Nonostante le ovvie ricadute positive del turismo in termini economici, esiste tuttavia un rovescio della medaglia, ovvero un consumo delle risorse, come ad esempio elettricità ed acqua negli hotel, ma anche, ad esempio, per l’innevamento artificiale delle piste da sci. Inoltre non esiste turismo senza trasporto, che genera inquinamento ambientale, acustico e intrusione visiva. Infine, l’esplosione del turismo in alcune destinazioni, tra cui Barcellona, Dubrovnik, Amsterdam e Venezia, fa addirittura parlare di overtourism, che si riscontra in quei contesti in cui gli abitanti percepiscono che la portata degli ospiti comincia a inficiare e mettere a rischio la conservazione del patrimonio naturale e artistico della destinazione, la qualità dell’esperienza turistica e della vita della popolazione locale.

 

Il futuro del turismo e del viaggio

Nel 2020 la pandemia da coronavirus ha posto un brusco freno a questi sviluppi, segnando una riduzione significativa nella mobilità internazionale.

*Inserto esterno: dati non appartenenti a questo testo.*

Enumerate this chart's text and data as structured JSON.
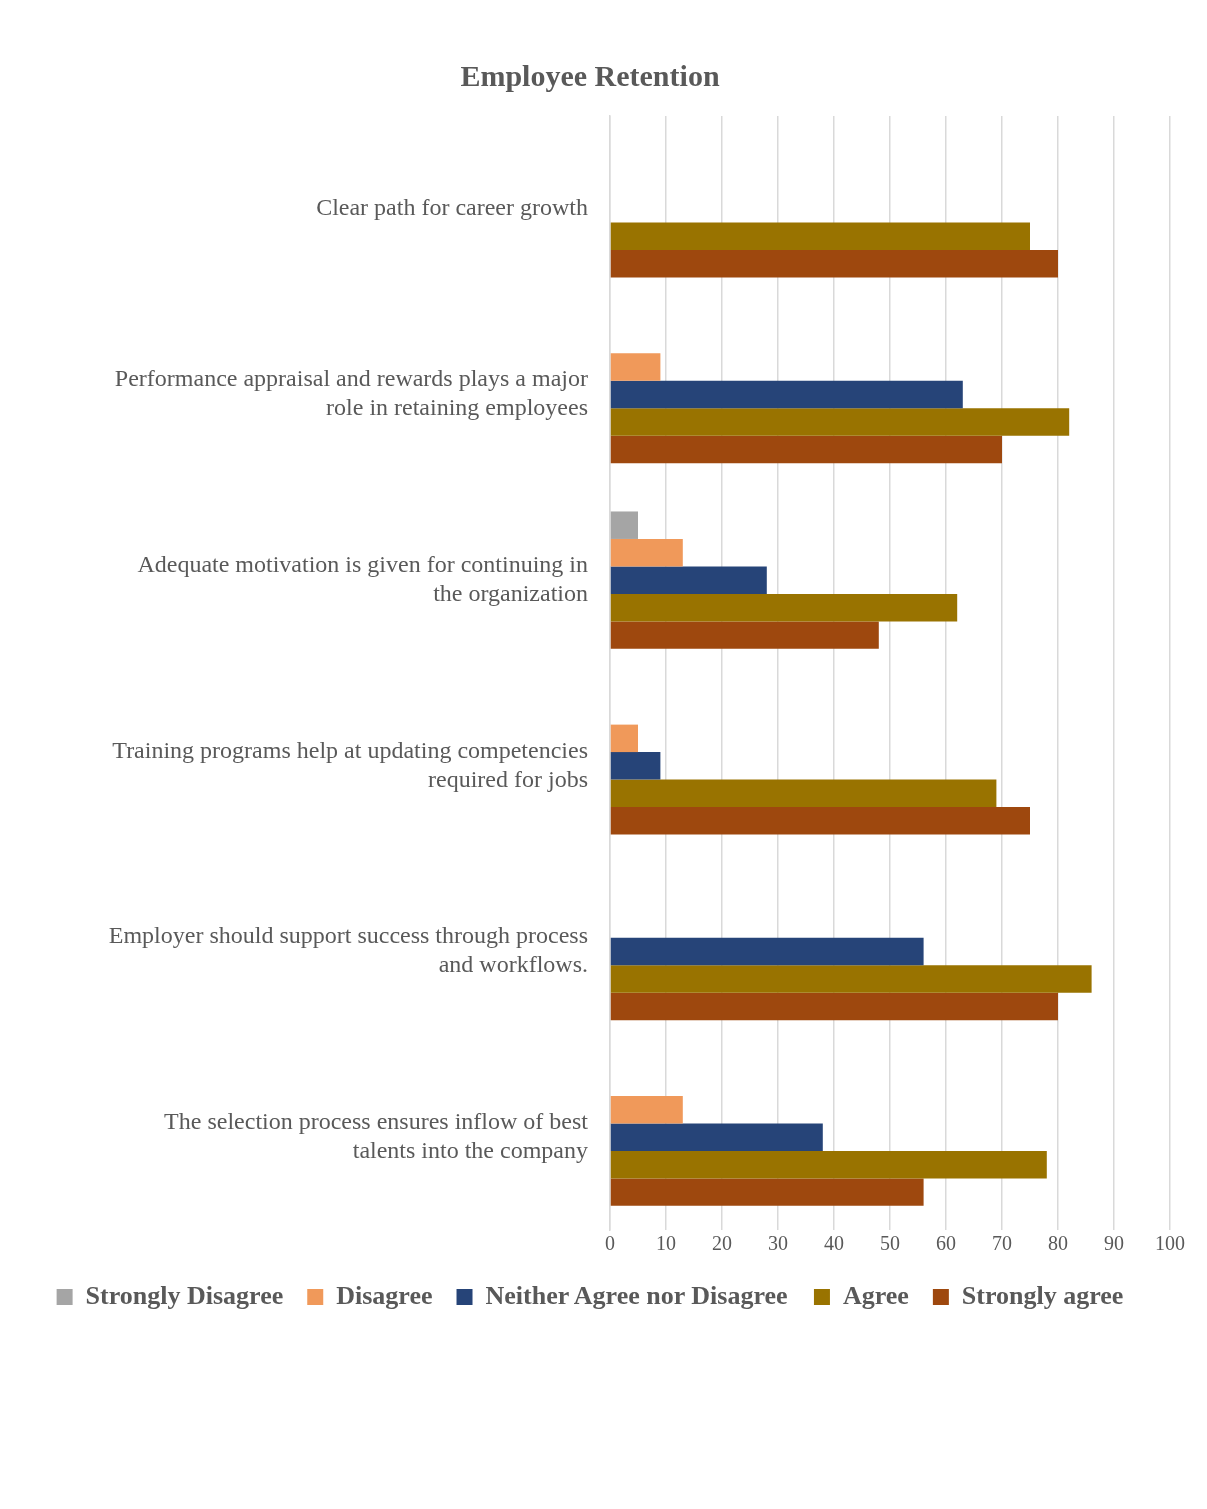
{
  "chart_data": {
    "type": "bar",
    "orientation": "horizontal",
    "title": "Employee Retention",
    "categories": [
      "Clear path for career growth",
      "Performance appraisal and rewards plays a major role in retaining employees",
      "Adequate motivation is given for continuing in the organization",
      "Training programs help at updating competencies required for jobs",
      "Employer should support success through process and workflows.",
      "The selection process ensures inflow of best talents into the company"
    ],
    "series": [
      {
        "name": "Strongly Disagree",
        "color": "#a5a5a5",
        "values": [
          0,
          0,
          5,
          0,
          0,
          0
        ]
      },
      {
        "name": "Disagree",
        "color": "#f0995a",
        "values": [
          0,
          9,
          13,
          5,
          0,
          13
        ]
      },
      {
        "name": "Neither Agree nor Disagree",
        "color": "#264478",
        "values": [
          0,
          63,
          28,
          9,
          56,
          38
        ]
      },
      {
        "name": "Agree",
        "color": "#997300",
        "values": [
          75,
          82,
          62,
          69,
          86,
          78
        ]
      },
      {
        "name": "Strongly agree",
        "color": "#9e480e",
        "values": [
          80,
          70,
          48,
          75,
          80,
          56
        ]
      }
    ],
    "xlim": [
      0,
      100
    ],
    "xticks": [
      0,
      10,
      20,
      30,
      40,
      50,
      60,
      70,
      80,
      90,
      100
    ],
    "grid": "x",
    "legend": "bottom"
  }
}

Una contrazione del -74% degli arrivi internazionali, rispecchia la contrazione dell’offerta dei voli delle compagnie aeree. Il futuro del turismo dipende da diversi fattori strettamente dipendenti dall’andamento della pandemia e dagli interventi volti a superarla, quali ad esempio la velocità con la quale la popolazione verrà vaccinata e la conseguente riduzione delle restrizioni alla mobilità.

La covid-19 ha avuto sicuramente un impatto devastante sul settore turistico, ma offre anche un’opportunità unica di riflettere e di decidere se vorremo tornare alla situazione prepandemica, oppure ripensare le nostre abitudini in un’ottica – si auspica – meno consumistica e più vicina allo scopo e al valore originario del viaggio e del turismo. Volendo infatti concludere questo breve excursus da dove lo abbiamo iniziato, ovvero dall’origine delle parole, il termine viaggio deriva dal latino viaticum, che porta sì in sé l’etimologia di “via”, tuttavia non indica il percorso in sé, quanto piuttosto la “provvista necessaria per mettersi in viaggio”, quindi ciò che ci si porta dietro durante il percorso: insomma, il nostro “bagaglio”. Non ci si può che augurare che il viaticum dei viaggiatori del futuro post-covid siano il perseguimento della qualità piuttosto che della quantità dei viaggi e una maggiore consapevolezza del fatto che – per usare le parole di John Steinbeck – non sono le persone a fare i viaggi, ma sono i viaggi che fanno le persone.